Ничто, однако, не отличалось в большей степени от этого реального Бальбека, чем Бальбек, о котором я часто мечтал в ненастные дни, когда ветер дул с такой силой, что Франсуаза, водившая меня гулять на Елисейские поля, приказывала мне держаться подальше от стен домов, чтобы не попасть под сорвавшуюся с крыши черепицу, и сокрушенно говорила о страшных опустошениях и кораблекрушениях, которые описывались в газетах. Моим заветнейшим желанием было увидеть бурю на море, прельщавшую меня не столько в качестве величественного зрелища, сколько в качестве явления, приоткрывающего подлинную жизнь природы; или, вернее, прекрасными зрелищами были для меня только те, которые, как я знал, не принадлежат к числу искусственно созданных для моего развлечения, но являются необходимыми, не поддающимися изменению, — красоты природы или великие произведения искусства. Я любопытствовал, я жаждал узнать лишь то, что считал более истинным, чем мое собственное «я», то, что имело для меня ценность некоторого раскрытия мысли великого художника или же силы и прелести природы, когда она бывает предоставлена самой себе, ограждена от всякого вмешательства человека.
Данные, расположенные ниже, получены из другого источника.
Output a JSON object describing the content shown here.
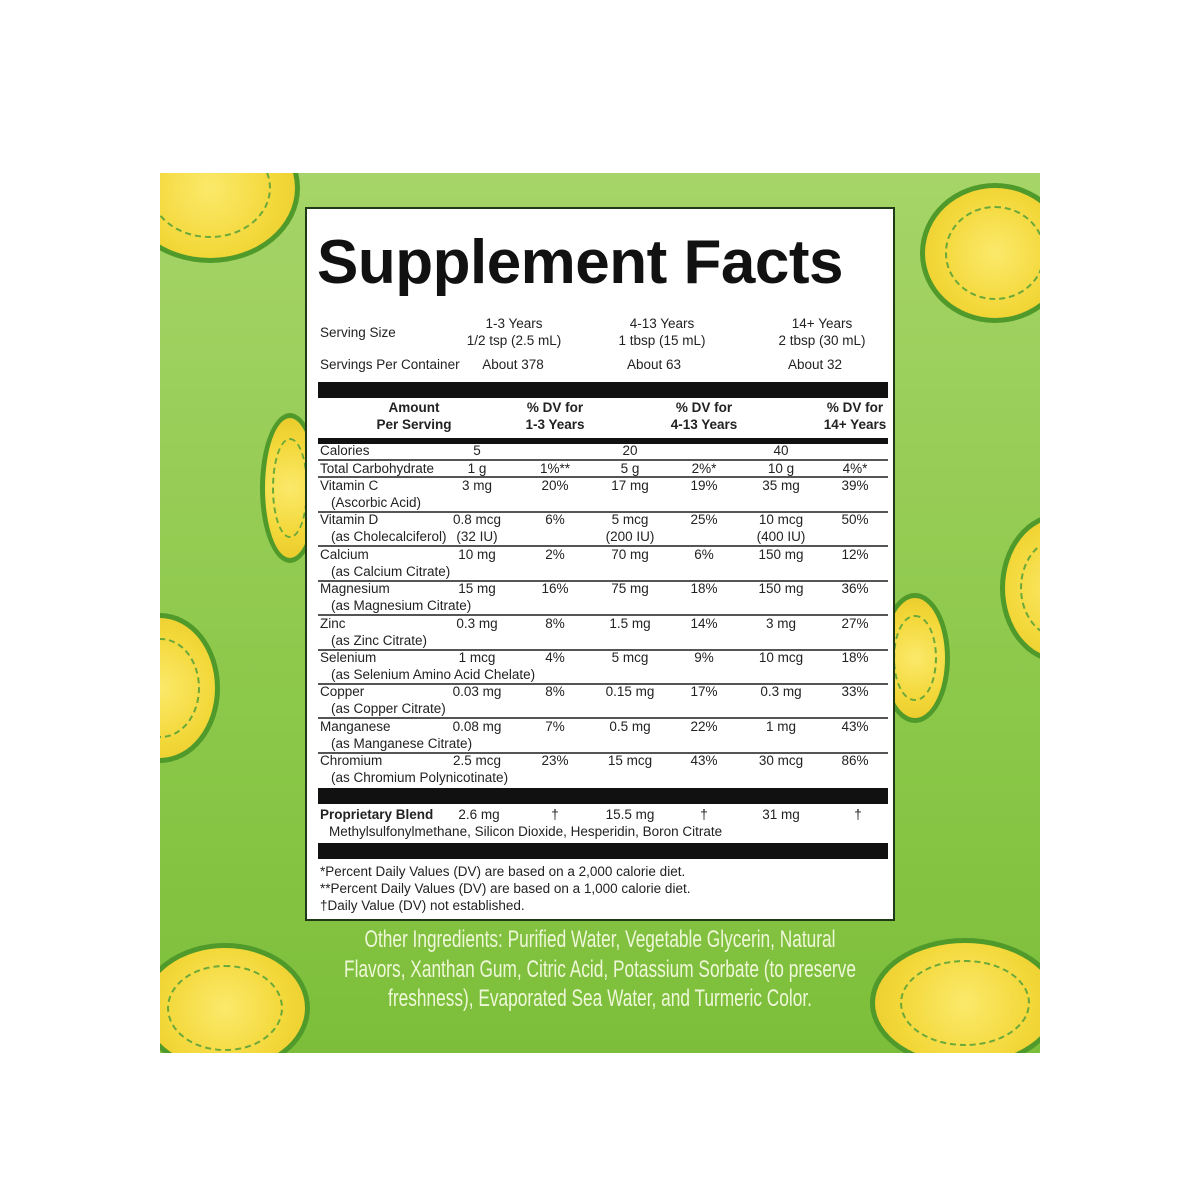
{
  "title": "Supplement Facts",
  "serving": {
    "serving_size_label": "Serving Size",
    "servings_per_container_label": "Servings Per Container",
    "groups": [
      {
        "age": "1-3 Years",
        "size": "1/2 tsp (2.5 mL)",
        "servings": "About 378"
      },
      {
        "age": "4-13 Years",
        "size": "1 tbsp (15 mL)",
        "servings": "About 63"
      },
      {
        "age": "14+ Years",
        "size": "2 tbsp (30 mL)",
        "servings": "About 32"
      }
    ]
  },
  "header": {
    "amount": [
      "Amount",
      "Per Serving"
    ],
    "dv": [
      [
        "% DV for",
        "1-3 Years"
      ],
      [
        "% DV for",
        "4-13 Years"
      ],
      [
        "% DV for",
        "14+ Years"
      ]
    ]
  },
  "calories": {
    "label": "Calories",
    "values": [
      "5",
      "20",
      "40"
    ]
  },
  "rows": [
    {
      "name": "Total Carbohydrate",
      "sub": "",
      "cells": [
        "1 g",
        "1%**",
        "5 g",
        "2%*",
        "10 g",
        "4%*"
      ],
      "cells2": [
        "",
        "",
        ""
      ]
    },
    {
      "name": "Vitamin C",
      "sub": "(Ascorbic Acid)",
      "cells": [
        "3 mg",
        "20%",
        "17 mg",
        "19%",
        "35 mg",
        "39%"
      ],
      "cells2": [
        "",
        "",
        ""
      ]
    },
    {
      "name": "Vitamin D",
      "sub": "(as Cholecalciferol)",
      "cells": [
        "0.8 mcg",
        "6%",
        "5 mcg",
        "25%",
        "10 mcg",
        "50%"
      ],
      "cells2": [
        "(32 IU)",
        "(200 IU)",
        "(400 IU)"
      ]
    },
    {
      "name": "Calcium",
      "sub": "(as Calcium Citrate)",
      "cells": [
        "10 mg",
        "2%",
        "70 mg",
        "6%",
        "150 mg",
        "12%"
      ],
      "cells2": [
        "",
        "",
        ""
      ]
    },
    {
      "name": "Magnesium",
      "sub": "(as Magnesium Citrate)",
      "cells": [
        "15 mg",
        "16%",
        "75 mg",
        "18%",
        "150 mg",
        "36%"
      ],
      "cells2": [
        "",
        "",
        ""
      ]
    },
    {
      "name": "Zinc",
      "sub": "(as Zinc Citrate)",
      "cells": [
        "0.3 mg",
        "8%",
        "1.5 mg",
        "14%",
        "3 mg",
        "27%"
      ],
      "cells2": [
        "",
        "",
        ""
      ]
    },
    {
      "name": "Selenium",
      "sub": "(as Selenium Amino Acid Chelate)",
      "cells": [
        "1 mcg",
        "4%",
        "5 mcg",
        "9%",
        "10 mcg",
        "18%"
      ],
      "cells2": [
        "",
        "",
        ""
      ]
    },
    {
      "name": "Copper",
      "sub": "(as Copper Citrate)",
      "cells": [
        "0.03 mg",
        "8%",
        "0.15 mg",
        "17%",
        "0.3 mg",
        "33%"
      ],
      "cells2": [
        "",
        "",
        ""
      ]
    },
    {
      "name": "Manganese",
      "sub": "(as Manganese Citrate)",
      "cells": [
        "0.08 mg",
        "7%",
        "0.5 mg",
        "22%",
        "1 mg",
        "43%"
      ],
      "cells2": [
        "",
        "",
        ""
      ]
    },
    {
      "name": "Chromium",
      "sub": "(as Chromium Polynicotinate)",
      "cells": [
        "2.5 mcg",
        "23%",
        "15 mcg",
        "43%",
        "30 mcg",
        "86%"
      ],
      "cells2": [
        "",
        "",
        ""
      ]
    }
  ],
  "blend": {
    "name": "Proprietary Blend",
    "cells": [
      "2.6 mg",
      "†",
      "15.5 mg",
      "†",
      "31 mg",
      "†"
    ],
    "ingredients": "Methylsulfonylmethane, Silicon Dioxide, Hesperidin, Boron Citrate"
  },
  "footnotes": [
    "*Percent Daily Values (DV) are based on a 2,000 calorie diet.",
    "**Percent Daily Values (DV) are based on a 1,000 calorie diet.",
    "†Daily Value (DV) not established."
  ],
  "other_ingredients": [
    "Other Ingredients: Purified Water, Vegetable Glycerin, Natural",
    "Flavors, Xanthan Gum, Citric Acid, Potassium Sorbate (to preserve",
    "freshness), Evaporated Sea Water, and Turmeric Color."
  ],
  "colors": {
    "background_green": "#8ec94c",
    "lemon_yellow": "#f3d83a",
    "lemon_outline": "#4f9a2a",
    "panel_border": "#1f3a14"
  }
}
Как милый звук голоса нашей матери, воспроизведенный фонографом, не мог бы утешить нас в ее смерти, так и механическая имитация бури или иллюминованные каскады всемирной выставки оставили бы меня совершенно равнодушным. Я требовал также, для впечатления совершенной подлинности бури, чтобы морской берег, с которого я наблюдал бы ее, был естественным берегом, а не молом, недавно сооруженным муниципалитетом. Кроме того, природа, по всем чувствам, возбуждаемым ею во мне, казалась мне чем-то во всех отношениях противоположным механическим изобретениям человеческого ума. Чем меньше носила она следов человеческой деятельности, тем больше простора открывала для полета моей пылкой фантазии. И имя Бальбек, которое называл нам Легранден, запечатлелось в моем сознании как имя городка, расположенного «у мрачных морских берегов, славившихся многочисленными кораблекрушениями и ежегодно в течение шести месяцев окутанных саваном густых туманов и пеной волн».